Forever alone

call me

I suppose most would call me a cynic, though really all I am is realistic. All my life I have failed to understand the fatal attraction of romance novels or the lure of candlelit dinner dates for two. Unconditional love? Immortal affections? Limitless desire? If I had a penny for every time a person called me emotionless, I’d have been a millionaire at age 20. No, I’m not at all exaggerating. I’m known in my family to have the emotional range of a teaspoon. Waking up to the same person for the rest of my life? No thanks. Lovingly, standing alongside him as a pillar of constant support? Sorry, not my cup of tea. I’d rather bang my head against a brick wall and save him and myself the agony of living for years inside an empty relationship. I can’t fathom the idea of an endless, perfect love that surpasses every human limitation and has the power to consume one. I don’t believe the heart is a creature so robust, it can singularly pursue the affections of one person. Why would anyone want that anyway? Why would anyone conveniently hand someone the power to create or destroy esteem, dreams, lives?
Don’t get me wrong, I do believe love exists. Just not in the way most young women my age perceive it does. The world of literature is a wasteland of broken men and women, weeping over the great and unattainable love of their lives; people who are held to such an unimaginably high romantic standard, they couldn’t possibly fulfil it for a lifetime. That is how we reduce people to fiction. That is how we dehumanise them, create the perfect mould and expect them to fit inside its skin. When they don’t, or when they can’t, hearts are broken.

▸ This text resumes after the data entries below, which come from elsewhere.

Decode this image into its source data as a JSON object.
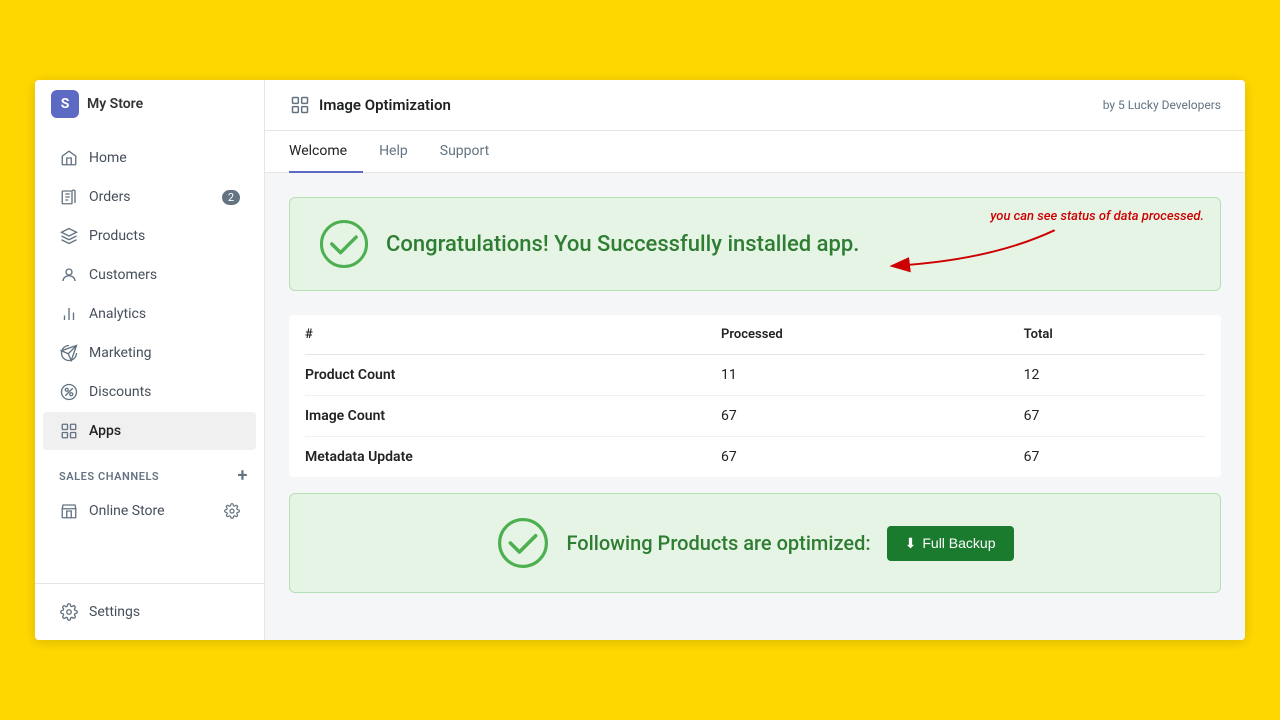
{
  "sidebar": {
    "logo": {
      "text": "My Store"
    },
    "nav": [
      {
        "id": "home",
        "label": "Home",
        "icon": "home"
      },
      {
        "id": "orders",
        "label": "Orders",
        "icon": "orders",
        "badge": "2"
      },
      {
        "id": "products",
        "label": "Products",
        "icon": "products"
      },
      {
        "id": "customers",
        "label": "Customers",
        "icon": "customers"
      },
      {
        "id": "analytics",
        "label": "Analytics",
        "icon": "analytics"
      },
      {
        "id": "marketing",
        "label": "Marketing",
        "icon": "marketing"
      },
      {
        "id": "discounts",
        "label": "Discounts",
        "icon": "discounts"
      },
      {
        "id": "apps",
        "label": "Apps",
        "icon": "apps",
        "active": true
      }
    ],
    "sales_channels_title": "SALES CHANNELS",
    "sales_channels": [
      {
        "id": "online-store",
        "label": "Online Store"
      }
    ],
    "settings_label": "Settings"
  },
  "header": {
    "icon": "grid",
    "title": "Image Optimization",
    "author": "by 5 Lucky Developers"
  },
  "tabs": [
    {
      "id": "welcome",
      "label": "Welcome",
      "active": true
    },
    {
      "id": "help",
      "label": "Help"
    },
    {
      "id": "support",
      "label": "Support"
    }
  ],
  "success_banner": {
    "message": "Congratulations! You Successfully installed app.",
    "annotation": "you can see status of data processed."
  },
  "table": {
    "columns": [
      "#",
      "Processed",
      "Total"
    ],
    "rows": [
      {
        "name": "Product Count",
        "processed": "11",
        "total": "12"
      },
      {
        "name": "Image Count",
        "processed": "67",
        "total": "67"
      },
      {
        "name": "Metadata Update",
        "processed": "67",
        "total": "67"
      }
    ]
  },
  "bottom_banner": {
    "message": "Following Products are optimized:",
    "button_label": "Full Backup",
    "button_icon": "download"
  }
}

And so, I believe in a different kind of love. I’d rather wait for a man to support me in my goals and the things I want to achieve. My lifelong dream has been to travel, which is what I intend to do. Change is inevitable. With the whole world out there, why would anyone want to be stuck in one place? Ideally, I’d like a less glorified love story. A more practical “great love.” It must be there; clear-headed, goal-oriented, eloquent. And just as I am pondering over its (un)grand arrival, in the midst of all my musings, arises my mother’s voice asking the quintessential Pakistani question: “What will happen when you marry and have kids?” And the truth is, I do not know. Perhaps this indifference is an ailment of my age, perhaps of my person. Perhaps age has nothing at all to do with how much one can know about these things.
There is a very likely chance that I will end up like that popular “forever alone” meme much to the dismay of my mother. I imagine her reading my thoughts in these simply put words, and am thankful for the anonymity.
Around me, young people are so obsessed with the idea of love, that it is at times comic to watch their theatres unfold. I watch them and wonder about the state of their hearts and the inevitable disappointments they are setting themselves up for. There has to be more to yearn for, I want to tell them, than any single person. There has to be more to the world than the pursuit of marriage, than a life where you exist and die in quiet oblivion. I cannot give up on the idea of a greater happiness. It is hard for those who love me to understand, but my life must be steered by the dreams I see.